| Symposium
Nancy Nisbet
Risky
Surveillance: Distributed and Multiple Identity(ies) as Resistance
From closed circuit TV and
video monitoring, email snooping software such as Carnivore, tracking through
credit card usage and location mapping via GPS enabled cell phones; surveillance
is omnipresent. It may not be the act of surveillance but rather the collection,
storage and use of our ‘data identities’ in a centralized database
that presents the greatest threat. Who will have access to the database? How will
the data be used? How will people be protected from data profiling and marginalization?
Widespread concern for public security is generating significant support for surveillance,
authentication and information gathering systems. The possibility of the convergence
of databases of collected surveillance and other information presents serious
threats to personal privacy and freedom.
“Pop! Goes the Weasel”,
an interactive art installation exhibited in Nagoya, Japan in 2002, explores resistance
to the use of Radio Frequency Identification (RFID) as a human tracking system.

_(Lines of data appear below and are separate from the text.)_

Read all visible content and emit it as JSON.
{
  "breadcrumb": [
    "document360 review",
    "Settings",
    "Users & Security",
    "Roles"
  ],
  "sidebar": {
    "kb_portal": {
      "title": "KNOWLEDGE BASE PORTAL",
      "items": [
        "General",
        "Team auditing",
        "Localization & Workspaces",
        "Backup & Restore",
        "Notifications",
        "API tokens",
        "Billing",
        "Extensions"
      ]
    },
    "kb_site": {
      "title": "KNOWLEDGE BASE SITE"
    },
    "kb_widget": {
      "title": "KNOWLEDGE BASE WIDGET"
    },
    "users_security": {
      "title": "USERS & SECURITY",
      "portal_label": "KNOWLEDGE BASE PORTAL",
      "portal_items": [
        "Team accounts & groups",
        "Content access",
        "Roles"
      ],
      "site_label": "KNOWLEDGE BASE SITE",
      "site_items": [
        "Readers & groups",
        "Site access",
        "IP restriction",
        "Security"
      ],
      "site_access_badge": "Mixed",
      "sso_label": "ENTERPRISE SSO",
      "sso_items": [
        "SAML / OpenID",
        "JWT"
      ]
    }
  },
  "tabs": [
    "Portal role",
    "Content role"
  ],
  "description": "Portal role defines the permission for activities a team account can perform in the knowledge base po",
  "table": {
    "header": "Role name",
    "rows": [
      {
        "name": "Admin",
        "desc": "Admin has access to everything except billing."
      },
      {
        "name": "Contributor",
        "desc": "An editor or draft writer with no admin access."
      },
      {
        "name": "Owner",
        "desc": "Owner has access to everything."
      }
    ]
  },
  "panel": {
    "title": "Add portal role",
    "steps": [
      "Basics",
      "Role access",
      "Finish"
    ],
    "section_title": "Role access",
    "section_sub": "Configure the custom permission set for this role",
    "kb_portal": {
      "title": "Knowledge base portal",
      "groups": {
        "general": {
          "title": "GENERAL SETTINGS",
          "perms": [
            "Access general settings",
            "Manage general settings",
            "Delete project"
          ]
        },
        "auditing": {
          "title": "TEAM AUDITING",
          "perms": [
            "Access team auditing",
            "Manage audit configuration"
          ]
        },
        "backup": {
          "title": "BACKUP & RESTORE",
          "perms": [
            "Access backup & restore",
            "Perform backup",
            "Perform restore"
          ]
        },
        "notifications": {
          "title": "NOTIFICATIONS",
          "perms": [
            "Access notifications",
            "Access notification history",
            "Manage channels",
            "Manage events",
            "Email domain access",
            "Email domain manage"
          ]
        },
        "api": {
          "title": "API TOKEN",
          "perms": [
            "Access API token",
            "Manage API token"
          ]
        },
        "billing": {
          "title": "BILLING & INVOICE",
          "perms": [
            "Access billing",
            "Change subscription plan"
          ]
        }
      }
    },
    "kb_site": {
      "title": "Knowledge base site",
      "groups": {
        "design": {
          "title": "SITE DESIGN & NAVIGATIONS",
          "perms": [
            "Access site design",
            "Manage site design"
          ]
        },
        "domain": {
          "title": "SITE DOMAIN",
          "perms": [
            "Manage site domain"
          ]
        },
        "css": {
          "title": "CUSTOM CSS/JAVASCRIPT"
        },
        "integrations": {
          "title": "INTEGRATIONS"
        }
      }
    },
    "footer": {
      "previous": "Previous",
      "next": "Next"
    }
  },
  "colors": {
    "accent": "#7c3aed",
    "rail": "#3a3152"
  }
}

Identities are blurred as RFID tags are shared. The significance of the collected
data is shifted as visitors repeatedly interfere in the system. A video projection
containing the implantation of an RFID microchip into the artist’s hand
and a visible real-time reflection of visitors being tracked accentuates uneasiness.
This installation aims to
remind participants of the ubiquity of surveillance structures and to encourage
visceral responses to implanted RFID tags as a potential future mode of surveillance.
Although the installation appears to require visitors to follow certain ‘rules’,
the observance of these rules stems from participant’s own respect or lack
of respect for these rules. The system is really quite leaky and allows motivated
visitors to avoid surveillance and develop other ways for engaging the work without
accurately being tracked. This art installation presents visitors with opportunities
for experimenting within an RFID system by allowing them to avoid it, to subvert
it and to intervene in it as possible strategies of resistance.
Pushing beyond the spectacle
of implanting two RFID microchips into my body, I make a bold and playful entrance
into resistance of sanctioned surveillance. I challenge the authentication systems
assumptions regarding identity. Is a person’s identity singular? Is it constant?
What is its connection to the body? Is identity positively ascertainable? In the
installation identities are distributed as visitors share their ID badges; one
badge is no longer connected to a single person but some anonymous group of users.
In the case of my own ‘identity’ the implantation of two unique microchips
allows for a multiple identity; which ID number is the authentic one? By provoking
questions concerning authentication systems I aim to encourage resistance and
challenge both developers and governments to ensure the protection of personal
privacy and freedom.
Biography
Nancy Nisbet is a practicing
artist and Assistant Professor in the Department of Art History, Visual Art and
Theory at The University of British Columbia. Through various artistic media Nisbet
seeks to investigate and challenge the influence of computer technologies and
surveillance systems on understandings of identity.